Desde Río de Janeiro
La asombrosa capacidad de Jair Bolsonaro y parte de sus ministros disparar estupideces y lucir un inmenso repertorio de actitudes patéticas es el dato más visible de lo que ocurre en Brasil. Bolsonaro tiene a Donald Trump como el modelo a seguir. Y en al menos un aspecto logró superar su ídolo: en sus primeros 68 días como presidente, el primate brasileño mintió 82 veces. Trump necesitó tres largos meses para alcanzar esa marca.
Los dos, además, tienen otro punto en común, con otra victoria del brasileño: el peso de sus familiares en la administración. Cuando comparado al clan Bolsonaro - el capitán y sus tres hijos hidrófobos - el clan Trump se transforma en un ejemplo de equilibrio y serenidad.

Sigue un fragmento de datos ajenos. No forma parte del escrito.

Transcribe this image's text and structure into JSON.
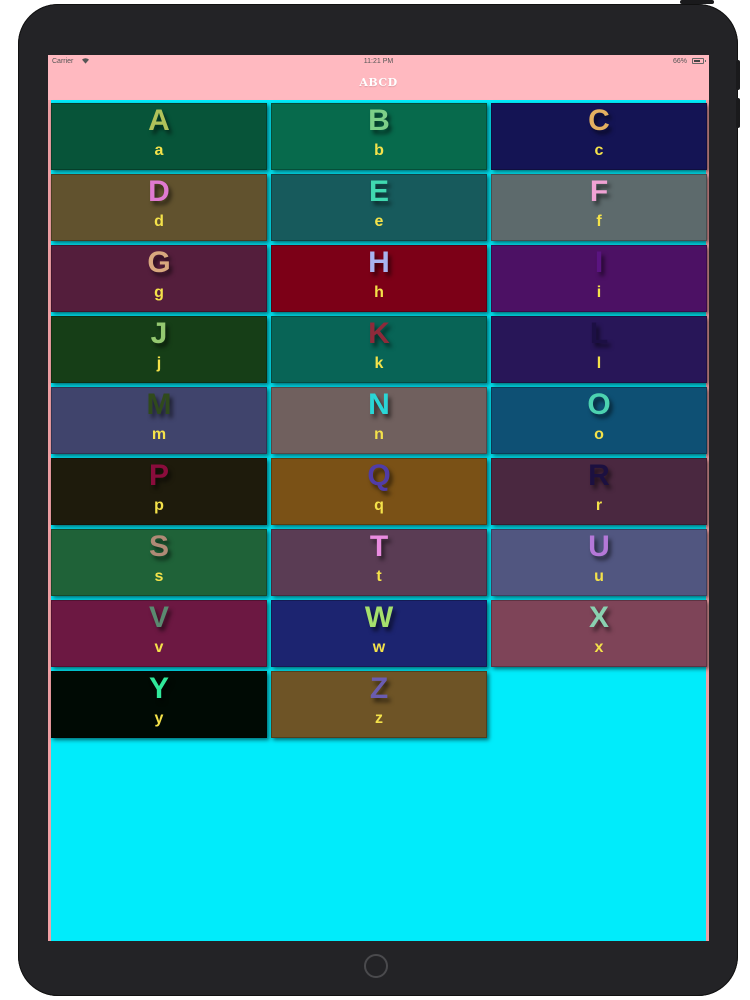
{
  "status_bar": {
    "carrier": "Carrier",
    "time": "11:21 PM",
    "battery": "66%"
  },
  "nav": {
    "title": "ABCD"
  },
  "tiles": [
    {
      "upper": "A",
      "lower": "a",
      "bg": "#075439",
      "fg": "#b0c25a"
    },
    {
      "upper": "B",
      "lower": "b",
      "bg": "#076a4c",
      "fg": "#7dcf88"
    },
    {
      "upper": "C",
      "lower": "c",
      "bg": "#141454",
      "fg": "#e4b060"
    },
    {
      "upper": "D",
      "lower": "d",
      "bg": "#61522e",
      "fg": "#e07ad0"
    },
    {
      "upper": "E",
      "lower": "e",
      "bg": "#175a5c",
      "fg": "#40d9b0"
    },
    {
      "upper": "F",
      "lower": "f",
      "bg": "#5d6a6c",
      "fg": "#f0a2d4"
    },
    {
      "upper": "G",
      "lower": "g",
      "bg": "#541e3c",
      "fg": "#d8a87e"
    },
    {
      "upper": "H",
      "lower": "h",
      "bg": "#7c0017",
      "fg": "#a8b4f0"
    },
    {
      "upper": "I",
      "lower": "i",
      "bg": "#4c1164",
      "fg": "#5a1480"
    },
    {
      "upper": "J",
      "lower": "j",
      "bg": "#163e17",
      "fg": "#94c870"
    },
    {
      "upper": "K",
      "lower": "k",
      "bg": "#086456",
      "fg": "#8e2a3a"
    },
    {
      "upper": "L",
      "lower": "l",
      "bg": "#281658",
      "fg": "#1c0f44"
    },
    {
      "upper": "M",
      "lower": "m",
      "bg": "#40446c",
      "fg": "#304a1c"
    },
    {
      "upper": "N",
      "lower": "n",
      "bg": "#70605e",
      "fg": "#2ad6d6"
    },
    {
      "upper": "O",
      "lower": "o",
      "bg": "#0e5074",
      "fg": "#4cd2b0"
    },
    {
      "upper": "P",
      "lower": "p",
      "bg": "#1e1b0c",
      "fg": "#8a0c3c"
    },
    {
      "upper": "Q",
      "lower": "q",
      "bg": "#7a5116",
      "fg": "#503ca8"
    },
    {
      "upper": "R",
      "lower": "r",
      "bg": "#4a2840",
      "fg": "#1c1040"
    },
    {
      "upper": "S",
      "lower": "s",
      "bg": "#1f6238",
      "fg": "#b08a76"
    },
    {
      "upper": "T",
      "lower": "t",
      "bg": "#5a3c54",
      "fg": "#ea8ce0"
    },
    {
      "upper": "U",
      "lower": "u",
      "bg": "#515680",
      "fg": "#b478d8"
    },
    {
      "upper": "V",
      "lower": "v",
      "bg": "#6c1842",
      "fg": "#5a8a70"
    },
    {
      "upper": "W",
      "lower": "w",
      "bg": "#1c2470",
      "fg": "#a6e06c"
    },
    {
      "upper": "X",
      "lower": "x",
      "bg": "#7e4458",
      "fg": "#8ad0b0"
    },
    {
      "upper": "Y",
      "lower": "y",
      "bg": "#000a04",
      "fg": "#30e89a"
    },
    {
      "upper": "Z",
      "lower": "z",
      "bg": "#6e5426",
      "fg": "#6a5cb0"
    }
  ]
}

Mientras el capitán dedica su tiempo a desperdigar odio y rencor vía Twitter, algunos de sus ministros traban una feroz disputa para imponerse como el más bizarro. El de Relaciones Exteriores se anuncia como un cruzado contra la contaminación marxista que sofoca a la humanidad. La ministra de la Mujer, la Familia y los Derechos Humanos, una evangélica fundamentalista, dice haber adoptado una niña indígena (hoy día una joven señorita) sin jamás haber realizado los trámites previstos por ley: se apoderó de la ella, y listo; el de Educación, un colombiano de quien nadie jamás había oído hablar, ve la amenaza comunista tan pronto abre los ojos por la mañana; y el del Medio Ambiente ostentó en su currículum una maestría en Harvard sin haber puesto jamás los pies en un aula de la institución.
La senda de aberraciones que a cada día trae novedades tiene como epicentro el gurú del clan Bolsonaro, un astrólogo que se presenta como filósofo y profesor sin haber terminado ni siquiera el primer grado.

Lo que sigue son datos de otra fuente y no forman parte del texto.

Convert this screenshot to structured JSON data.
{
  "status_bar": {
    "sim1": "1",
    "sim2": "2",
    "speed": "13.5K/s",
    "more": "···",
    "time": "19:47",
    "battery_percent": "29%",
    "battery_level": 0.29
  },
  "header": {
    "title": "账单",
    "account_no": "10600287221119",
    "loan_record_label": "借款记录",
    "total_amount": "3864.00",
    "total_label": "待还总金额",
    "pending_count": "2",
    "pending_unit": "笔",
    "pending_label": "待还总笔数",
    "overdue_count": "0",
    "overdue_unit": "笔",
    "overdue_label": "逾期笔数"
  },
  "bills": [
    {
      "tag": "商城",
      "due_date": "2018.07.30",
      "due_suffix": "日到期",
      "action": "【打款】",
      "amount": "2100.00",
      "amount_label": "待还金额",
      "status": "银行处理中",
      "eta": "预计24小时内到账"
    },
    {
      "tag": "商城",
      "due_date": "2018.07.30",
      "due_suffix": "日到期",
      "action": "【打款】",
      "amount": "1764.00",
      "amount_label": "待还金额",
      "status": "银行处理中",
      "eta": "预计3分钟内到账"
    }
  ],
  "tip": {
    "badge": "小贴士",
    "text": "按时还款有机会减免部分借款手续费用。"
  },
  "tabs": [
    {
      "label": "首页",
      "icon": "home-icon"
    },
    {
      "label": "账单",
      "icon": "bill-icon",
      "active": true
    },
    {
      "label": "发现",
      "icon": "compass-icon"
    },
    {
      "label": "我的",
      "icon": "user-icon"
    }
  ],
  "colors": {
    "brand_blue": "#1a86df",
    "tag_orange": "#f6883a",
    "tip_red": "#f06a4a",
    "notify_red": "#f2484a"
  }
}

La gran amenaza, en todo caso, no está en la parte más visible de lo que, por delicadeza, se suele llamar “gobierno”: está en lo que empieza a gotear de los integrantes del equipo económico encabezado por Paulo Guedes, un especulador del mercado que tiene como punto máximo de su carrera haber trabajado para un gobierno que considera paradigmático, el del general Pinochet en Chile.
Por estos días esa tropa celebró el éxito de la primera subasta de privatización, la de los aeropuertos brasileños. El trofeo máximo fue alcanzado por la española Aena, que pagó 500 millones de dólares por el bloque más atractivo. Detalle: el 51 por ciento de las acciones de la Aena pertenecen al Estado. O sea, una estatal española “privatizó” a una estatal brasileña.
Guedes anunció que “en los próximos años” entre 40 y 50 por ciento de los funcionarios públicos se jubilarán, y no se abrirán concursos para llenar esas plazas. ‘Vamos invertir en la digitalización’, dijo. En Brasil, el total de funcionarios públicos activos representa 1,6 por ciento de la población. Para fundamentalistas del liberalismo, como Guedes, esa es una de las fuentes de los males que padecemos. Quizá se olvide - o no lo sepa - que en Alemania, esa proporción es de 10,6 por ciento. En los Estados Unidos, 15,3. En Francia, 21,4. En Suecia, 28,6. Y en Noruega, exactos 30.
La banca estatal poco a poco será diezmada. La Caixa Económica, con más de un siglo de vida, venderá los servicios de tarjeta de crédito y una substanciosa fuente de lucro, las loterías. Si dependiese del presidente del Banco do Brasil, el destino de la institución sería la muerte súbita. También el presidente de la Petrobras, Roberto Castello Branco, daría a la empresa - y a todas las estatales - idéntico destino.
Castello Branco sabe que no puede realizar su sueño de golpe. Entonces irá de a poco: empezará por vender la distribuidora BR. El blanco siguiente será la refinadora. Y hay más “siendo cuidadosamente estudiado”. Las universidades federales caminan rumbo a la guillotina. O sea: mientras el país se distrae con aberraciones escandalosas, otros escándalos, esos sí, devastadores, son tramados en las sombras.
Los mercaderes lo sabían: Bolsonaro es la receta perfecta.